日本で生まれた高級ぶどう「シャインマスカット」が、中国や韓国で安価に大量流通している——そんなニュースを聞いたことがある人は多いだろう。だが問題の本質は「海外に持ち出された」という結果ではなく、「持ち出される前に止める法律の仕組みが不十分だった」という構造にある。
農林水産省は今国会に種苗法(しゅびょうほう)の改正案を提出し、新品種が国に正式登録される前の段階でも、輸出を差し止める仕組みをつくる方針を固めた。一見すると技術的な法改正だが、その背景には日本の農業ブランドと知財戦略をめぐる、長年の課題がある。
種苗法とは何か——植物のための「著作権」
種苗法とは、新しい植物品種を開発した人や機関に「育成者権」という権利を与え、無断増殖や無断販売を禁じるための法律だ。音楽の著作権や薬のパテント(特許)に近い発想で、対象が植物の新品種という点が特徴だ。

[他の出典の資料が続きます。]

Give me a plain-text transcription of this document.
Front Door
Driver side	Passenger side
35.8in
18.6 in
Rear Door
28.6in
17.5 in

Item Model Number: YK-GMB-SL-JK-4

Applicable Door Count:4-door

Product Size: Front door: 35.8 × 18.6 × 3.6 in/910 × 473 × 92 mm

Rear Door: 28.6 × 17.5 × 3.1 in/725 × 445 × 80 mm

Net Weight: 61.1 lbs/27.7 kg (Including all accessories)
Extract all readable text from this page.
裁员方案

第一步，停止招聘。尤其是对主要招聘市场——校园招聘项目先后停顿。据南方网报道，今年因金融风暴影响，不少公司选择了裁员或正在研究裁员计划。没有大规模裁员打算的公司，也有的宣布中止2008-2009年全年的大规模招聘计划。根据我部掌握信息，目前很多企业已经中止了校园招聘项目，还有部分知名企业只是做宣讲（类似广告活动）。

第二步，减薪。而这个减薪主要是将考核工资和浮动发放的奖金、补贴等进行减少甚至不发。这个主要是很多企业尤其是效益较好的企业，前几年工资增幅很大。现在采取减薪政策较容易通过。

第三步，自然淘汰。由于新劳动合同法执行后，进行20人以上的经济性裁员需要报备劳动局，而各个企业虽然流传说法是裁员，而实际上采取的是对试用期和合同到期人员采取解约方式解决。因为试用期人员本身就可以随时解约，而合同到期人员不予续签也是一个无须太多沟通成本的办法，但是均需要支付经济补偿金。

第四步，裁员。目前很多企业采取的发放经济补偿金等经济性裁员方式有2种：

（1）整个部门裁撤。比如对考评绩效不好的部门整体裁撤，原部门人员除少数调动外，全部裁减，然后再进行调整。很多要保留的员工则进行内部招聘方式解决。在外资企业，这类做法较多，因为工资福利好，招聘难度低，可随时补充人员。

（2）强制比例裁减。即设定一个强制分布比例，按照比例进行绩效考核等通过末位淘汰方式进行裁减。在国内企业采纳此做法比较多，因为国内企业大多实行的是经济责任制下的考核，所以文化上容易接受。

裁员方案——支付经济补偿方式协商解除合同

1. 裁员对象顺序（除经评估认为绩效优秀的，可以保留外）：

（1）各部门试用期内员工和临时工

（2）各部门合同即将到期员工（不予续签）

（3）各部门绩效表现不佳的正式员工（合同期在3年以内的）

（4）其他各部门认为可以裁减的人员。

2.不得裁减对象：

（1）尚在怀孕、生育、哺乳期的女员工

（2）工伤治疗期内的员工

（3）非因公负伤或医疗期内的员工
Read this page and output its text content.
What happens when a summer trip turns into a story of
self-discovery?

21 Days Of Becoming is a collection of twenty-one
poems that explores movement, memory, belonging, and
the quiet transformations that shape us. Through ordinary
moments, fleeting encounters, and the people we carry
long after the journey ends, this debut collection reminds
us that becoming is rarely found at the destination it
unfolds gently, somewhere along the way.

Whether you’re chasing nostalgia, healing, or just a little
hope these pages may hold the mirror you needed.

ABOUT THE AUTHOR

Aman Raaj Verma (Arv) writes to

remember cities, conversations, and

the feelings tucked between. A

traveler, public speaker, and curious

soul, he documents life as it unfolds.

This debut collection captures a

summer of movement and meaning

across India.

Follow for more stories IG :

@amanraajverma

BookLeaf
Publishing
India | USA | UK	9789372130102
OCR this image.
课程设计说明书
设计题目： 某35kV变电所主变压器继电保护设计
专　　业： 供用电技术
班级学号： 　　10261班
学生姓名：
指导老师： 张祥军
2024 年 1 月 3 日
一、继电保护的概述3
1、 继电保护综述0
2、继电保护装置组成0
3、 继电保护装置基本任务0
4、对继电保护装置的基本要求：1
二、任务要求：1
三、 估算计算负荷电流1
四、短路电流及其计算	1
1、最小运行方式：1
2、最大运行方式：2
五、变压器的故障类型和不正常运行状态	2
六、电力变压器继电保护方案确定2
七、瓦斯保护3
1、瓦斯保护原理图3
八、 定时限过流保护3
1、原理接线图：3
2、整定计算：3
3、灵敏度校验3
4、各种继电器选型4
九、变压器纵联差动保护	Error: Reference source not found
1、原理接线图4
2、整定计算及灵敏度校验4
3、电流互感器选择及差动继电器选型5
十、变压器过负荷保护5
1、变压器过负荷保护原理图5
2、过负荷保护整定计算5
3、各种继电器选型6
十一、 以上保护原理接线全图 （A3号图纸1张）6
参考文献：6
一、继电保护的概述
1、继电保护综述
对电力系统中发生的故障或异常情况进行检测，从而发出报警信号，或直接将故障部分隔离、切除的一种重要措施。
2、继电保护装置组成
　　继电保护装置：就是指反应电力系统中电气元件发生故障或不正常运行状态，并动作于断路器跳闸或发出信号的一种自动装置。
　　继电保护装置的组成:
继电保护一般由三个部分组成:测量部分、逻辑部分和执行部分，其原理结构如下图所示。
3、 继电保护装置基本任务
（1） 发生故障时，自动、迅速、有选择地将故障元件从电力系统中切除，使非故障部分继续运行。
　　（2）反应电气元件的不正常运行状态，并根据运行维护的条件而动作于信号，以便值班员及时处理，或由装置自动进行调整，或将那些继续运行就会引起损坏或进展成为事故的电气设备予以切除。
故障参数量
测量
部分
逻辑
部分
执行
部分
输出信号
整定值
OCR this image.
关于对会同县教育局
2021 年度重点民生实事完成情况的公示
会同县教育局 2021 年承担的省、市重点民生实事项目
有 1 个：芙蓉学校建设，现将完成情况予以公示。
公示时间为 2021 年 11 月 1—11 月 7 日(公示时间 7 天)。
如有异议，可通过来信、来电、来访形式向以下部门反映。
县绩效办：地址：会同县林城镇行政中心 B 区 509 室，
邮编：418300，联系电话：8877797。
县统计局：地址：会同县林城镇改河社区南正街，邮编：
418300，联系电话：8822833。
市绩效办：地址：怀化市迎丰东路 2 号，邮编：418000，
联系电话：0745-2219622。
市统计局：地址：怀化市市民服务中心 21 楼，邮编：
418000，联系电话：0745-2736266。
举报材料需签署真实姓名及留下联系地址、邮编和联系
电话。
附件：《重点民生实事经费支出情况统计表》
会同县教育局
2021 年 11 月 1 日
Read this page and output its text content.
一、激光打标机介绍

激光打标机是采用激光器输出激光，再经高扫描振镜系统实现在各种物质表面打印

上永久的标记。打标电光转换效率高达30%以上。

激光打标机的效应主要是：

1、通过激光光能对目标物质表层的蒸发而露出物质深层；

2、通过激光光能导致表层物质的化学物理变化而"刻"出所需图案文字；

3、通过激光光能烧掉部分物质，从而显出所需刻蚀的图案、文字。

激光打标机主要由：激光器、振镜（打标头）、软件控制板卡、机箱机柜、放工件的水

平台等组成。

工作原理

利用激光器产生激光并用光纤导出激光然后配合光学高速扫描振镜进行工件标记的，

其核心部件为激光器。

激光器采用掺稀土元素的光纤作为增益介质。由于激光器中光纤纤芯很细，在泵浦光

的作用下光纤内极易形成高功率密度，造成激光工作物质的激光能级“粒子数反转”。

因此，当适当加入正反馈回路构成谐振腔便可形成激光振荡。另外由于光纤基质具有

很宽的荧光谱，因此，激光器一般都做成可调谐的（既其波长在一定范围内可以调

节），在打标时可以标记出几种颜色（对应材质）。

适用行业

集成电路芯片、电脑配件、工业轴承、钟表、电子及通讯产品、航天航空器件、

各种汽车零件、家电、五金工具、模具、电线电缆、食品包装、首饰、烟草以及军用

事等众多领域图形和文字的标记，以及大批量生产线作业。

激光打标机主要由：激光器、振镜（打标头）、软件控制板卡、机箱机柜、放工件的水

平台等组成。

この法律があることで、たとえばシャインマスカットを開発した農研機構(国立研究開発法人農業・食品産業技術総合研究機構)は、自分たちが育てた品種を無断でコピーされないよう守ることができる——はずだった。
問題は「出願」から「登録」までの空白
種苗法の権利は、品種が国に「登録」されて後に差し止めなど本格的な権利行使がしやすくなる。しかし品種を登録してもらうには、まず農水省に「出願(申請)」し、そこから審査を経て登録が認められるまで、平均で約3年かかる。最長では6年に及ぶこともある。
現行法でも、出願が公表された後であれば「仮保護」があり、登録後に補償金を請求する道は開かれている。しかしこれは、流出後の埋め合わせが中心の仕組みだ。海外で一度苗が増殖されてしまえば取り返しがつかない。育成者にとって必要なのは、流出を後から補填することではなく、流出そのものを止めることだ。
今回の改正が狙うのはその点だ。現行法の差し止め請求権は育成者権者、つまり登録後の権利者に結びついており、登録前の出願者が使える差し止めの手段は弱かった。改正案は、その「登録前の数年」に差し止めの武器を持たせることで、空白期間の穴を埋めようとしている。
農水省によれば、2020年にはかんきつ類の新品種「あすき」が、品種登録の前に海外に流出した可能性があるという。
2020年改正でも埋まらなかった穴
実は種苗法は2020年にも大きく改正されている。このとき、農産物の海外持出制限の設定、自家増殖(農家が自分で種を採って翌年使う行為)への許諾制の導入、栽培地域の指定などが盛り込まれた。
農研機構の解説によれば、2021年施行のこの改正で、出願段階で輸出先国を届け出ることで海外持出制限を設定し、官報で公示することができるようになった。
ただし、届け出と公示ができても、実際に流出が起きそうなときに民事裁判を通じて輸出を「止める」という局面では、使える差し止め手段はなお限定的だった。今回の改正案はその続きに位置する。出願が公表された段階から、まだ登録されていなくても民事裁判などを通じて輸出差し止めを請求できるようにする——これが今回の核心だ。
読売新聞の報道では、輸出前に国内で種苗を保管する行為も侵害として扱いやすくする方向が含まれる可能性があるとされており、差し止めの対象を輸送の手前まで広げることも論点になっている。
シャインマスカットの損失が示す経済的な重さ
読売新聞が農水省試算として伝えたところでは、シャインマスカットが中国などで広まったことによる損失は年間100億円超とされる。これは農家の損失にとどまらない。
シャインマスカットのような日本産高級品の価値は、「日本でしか買えない希少さ」にある部分が大きい。海外で安価に大量流通すれば、そのブランド価値は薄れ、輸出で高値をつける戦略が成り立たなくなる。さらに、開発費を回収できなければ、次の品種開発に投資する余力も失われる。
共同通信の2月の報道によれば、今回の改正案には育成者権の保護期間を10年延長する方向も含まれており、「流出を止める」だけでなく「投資して品種開発をする価値を守る」という産業政策上の意図も読み取れる。
これは農業ニュースであり、知財政策のニュースでもある
種苗法は農業行政の制度に見えるが、その実質は「植物という形の知的財産をどこまで守るか」という問いだ。
日本の農産物ブランドは、長年の品種改良の積み重ねによって成立している。シャインマスカットもあすきも、一朝一夕に生まれたものではない。その成果を守る差し止め手段が登録前に弱いとすれば、流出のリスクは常に「登録前の3年」に集中する。
今回の改正は、その空白を法律で埋めようとする試みだ。改正案は近く閣議決定され、今国会での成立を目指す。